The LLM Proxy Landscape in 2026: Acquisitions, Attacks, and Alternatives
This article discusses the recent changes in the LLM proxy space, including the acquisition of Helicone by Mintlify and the supply chain attack on LiteLLM. It then provides an overview of the current landscape of LLM proxy solutions, including Portkey, Langfuse, OpenRouter, and TensorZero, and how they compare to the author's own solution, Stockyard.
Why it matters
This article provides valuable insights into the rapidly evolving LLM proxy landscape and the risks and tradeoffs associated with different solutions, which is crucial for developers and organizations building LLM-powered applications.
Key Points
- 1Helicone, a popular LLM observability and proxy tool, was acquired by Mintlify and is now in maintenance mode
- 2A supply chain attack targeted the LiteLLM Python package, highlighting the risks of relying on pip-installed dependencies
- 3The article compares various LLM proxy solutions, including their features, tradeoffs, and suitability for different use cases
- 4Stockyard, the author's self-hosted LLM proxy solution, is highlighted as a binary-based alternative with a different attack surface
Details
The article discusses two significant events that occurred in the LLM proxy space in Q1 2026. First, Helicone, a popular LLM observability and proxy tool, was acquired by Mintlify and is now in maintenance mode, meaning no new feature development and an uncertain timeline for bug fixes.
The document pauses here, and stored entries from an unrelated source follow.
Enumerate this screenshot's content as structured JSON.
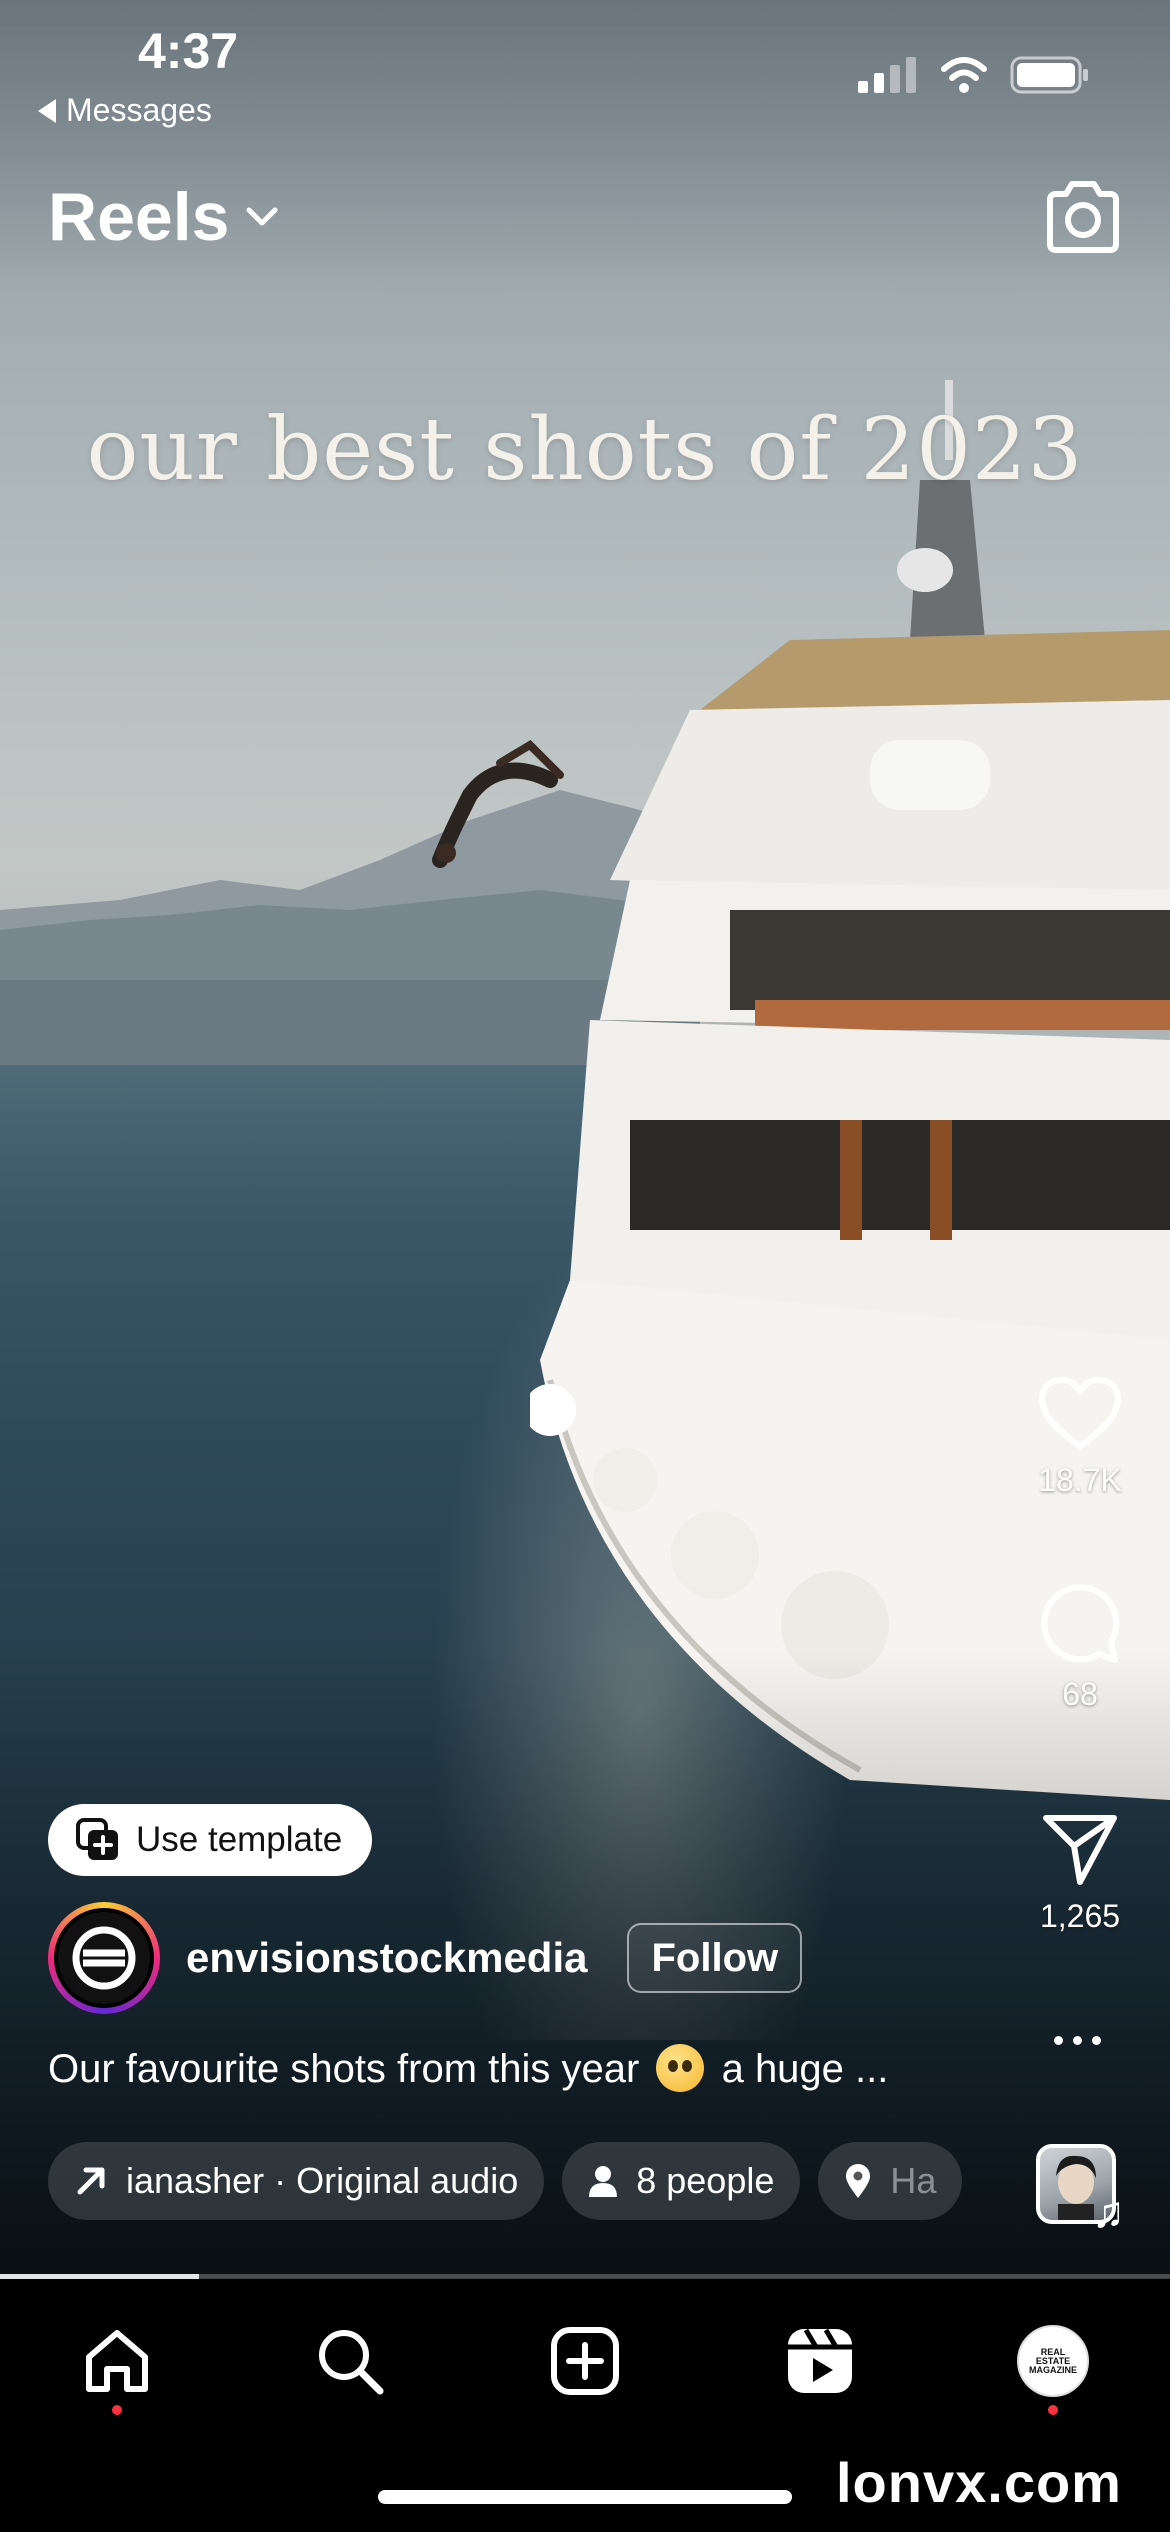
{
  "status_bar": {
    "time": "4:37",
    "back_label": "Messages",
    "icons": [
      "cellular-signal-icon",
      "wifi-icon",
      "battery-icon"
    ]
  },
  "header": {
    "title": "Reels",
    "dropdown_icon": "chevron-down-icon",
    "camera_icon": "camera-icon"
  },
  "video": {
    "overlay_text": "our best shots of 2023"
  },
  "actions": {
    "like_count": "18.7K",
    "comment_count": "68",
    "share_count": "1,265",
    "more_icon": "more-horizontal-icon"
  },
  "template_button": {
    "label": "Use template"
  },
  "author": {
    "username": "envisionstockmedia",
    "follow_label": "Follow"
  },
  "caption": {
    "text_before": "Our favourite shots from this year",
    "emoji": "pleading-face-emoji",
    "text_after": "a huge ..."
  },
  "chips": {
    "audio": "ianasher · Original audio",
    "people": "8 people",
    "location": "Ha"
  },
  "progress": {
    "fraction": 0.17
  },
  "nav": {
    "items": [
      "home-icon",
      "search-icon",
      "create-icon",
      "reels-icon",
      "profile-avatar"
    ],
    "profile_avatar_text": [
      "REAL",
      "ESTATE",
      "MAGAZINE"
    ]
  },
  "watermark": "lonvx.com",
  "colors": {
    "notification_dot": "#ff3040",
    "nav_background": "#000000"
  }
}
This poses a risk for users who have Helicone deployed in production. Second, a supply chain attack targeted the LiteLLM Python package, with malicious packages impersonating the legitimate LiteLLM package on PyPI. This highlights the risks of relying on pip-installed dependencies in production environments. The article then provides an overview of the current landscape of LLM proxy solutions, including Portkey, Langfuse, OpenRouter, and TensorZero, discussing their features, tradeoffs, and suitability for different use cases. Finally, the author's own solution, Stockyard, is highlighted as a self-hosted LLM proxy that ships as a single Go binary with embedded SQLite, offering a different attack surface compared to pip-installed dependencies.